The resource-dependent nation has agreed to buy out the US multinational energy corporation’s 30% stake in the undeveloped Greater Sunrise oil and gas fields, buried in the Timor Sea between Timor-Leste and Australia, for a reported $350 million.
The agreement, made on Thursday in Bali and reported by Portuguese news agency Lusa, represents an unusual move from Timor-Leste to influence the Woodside-led Greater Sunrise consortium’s decision on where to process the fields’ estimated 5.13 trillion cubic feet of gas and 226 million barrels of oil-like condensates, worth an estimated $40 billion.
Negotiations were led by Timor-Leste’s maritime boundary chief negotiator, former president and Prime Minister Xanana Gusmão, and ConocoPhillips Australia president Chris Wilson.
Timor-Leste has remained adamant through years of negotiations with Australia that it will only consider onshore processing of Greater Sunrise oil and gas on Timor-Leste’s south coast, an option considered commercially unviable by the consortium.

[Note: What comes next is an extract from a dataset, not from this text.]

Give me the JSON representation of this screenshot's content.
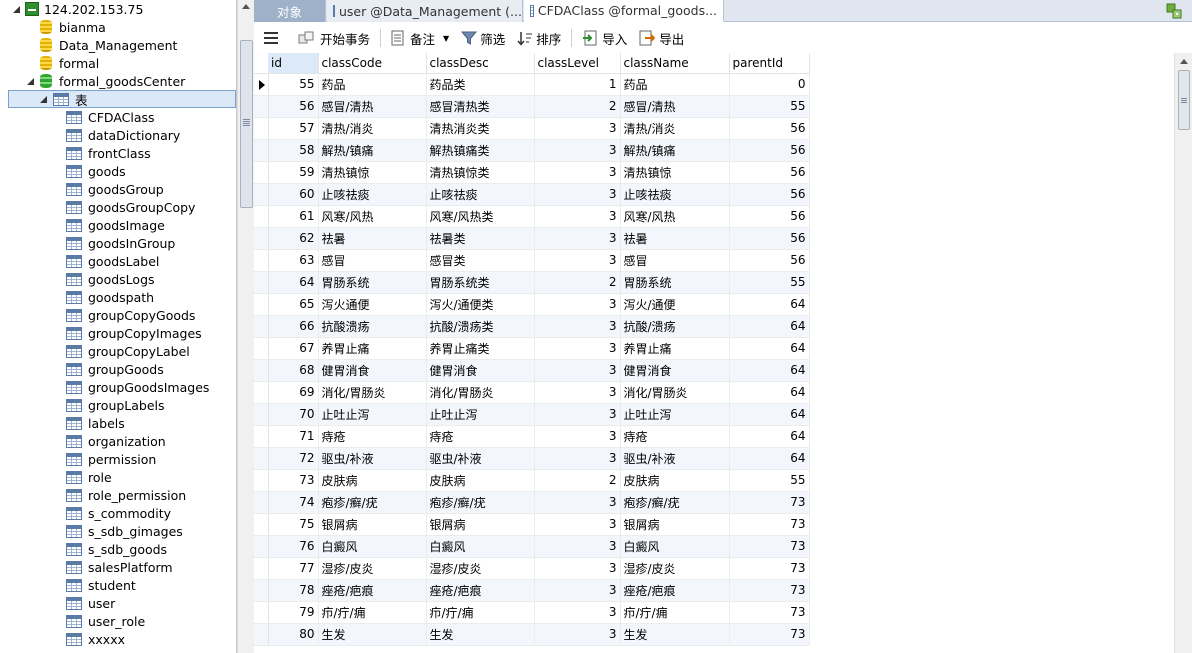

In March, Gusmão accused Australia in a fiery public letter of colluding to favour onshore processing in Darwin, Australia – a move he said would hand Australia $20 billion in downstream revenues that should go to Timor-Leste.
“We have significant concerns regarding both the approach that was taken in considering the development concepts as well as the technical and commercial assumptions and conclusions which the experts arrived at,” Gusmão wrote to the United Nations Conciliation Commission, which mediated the boundary dispute between the two countries.
“Rather than working on both development concepts in an equal and balanced way, the Commission’s efforts have been focused on building up the [Darwin LNG] concept, to the neglect of [Timor-Leste LNG].”
ConocoPhillips has reportedly been the “main opposition” from the four consortium partners to Timor-Leste onshore processing, indicating that the sale improves Timor-Leste’s chances of securing its Timor-Leste LNG concept. ConocoPhillips operates a gas processing plant in northern Australia – the most likely site for Australian onshore processing of Greater Sunrise resources.
Interfax Natural Gas Daily reported back in August that Timor-Leste was considering Korean financing for Greater Sunrise’s development and exploring separately the possibility of buying out ConocoPhillips’ and Shell’s respective 30% and 28.5% shares in the venture, worth an estimated $5 billion.
Woodside holds a 34.5% share in Greater Sunrise and Osaka Gas owns 10%.
Observers have been wary about Timor-Leste’s refusal to consider onshore processing at the ConocoPhillips-owned gas plant near Darwin in Australia’s far north, widely seen as a cost-effective way that would allow oil and gas extraction to begin earlier.
But onshore processing is seen in Timor-Leste as a final step in the country’s long march to independent sovereign rule.
“From where we stand now, the [Timor-Leste LNG] concept remains as the only option on the table that will bring transformative socio-economic benefits to our nation,” Gusmão wrote in the March letter.
The March maritime boundary agreement put the Greater Sunrise fields almost entirely within Timor-Leste’s waters.
Neither country has ratified the maritime boundary agreement, which would require the finalisation of transitional agreements for the management of all resources currently being exploited in the Timor Sea.
On a July visit to Timor-Leste, former Australian foreign minister Julie Bishop told reporters she had tabled the treaty in parliament and was expecting it to be ratified by the end of 2018 and confirmed that Australia would be playing no further part in Greater Sunrise development.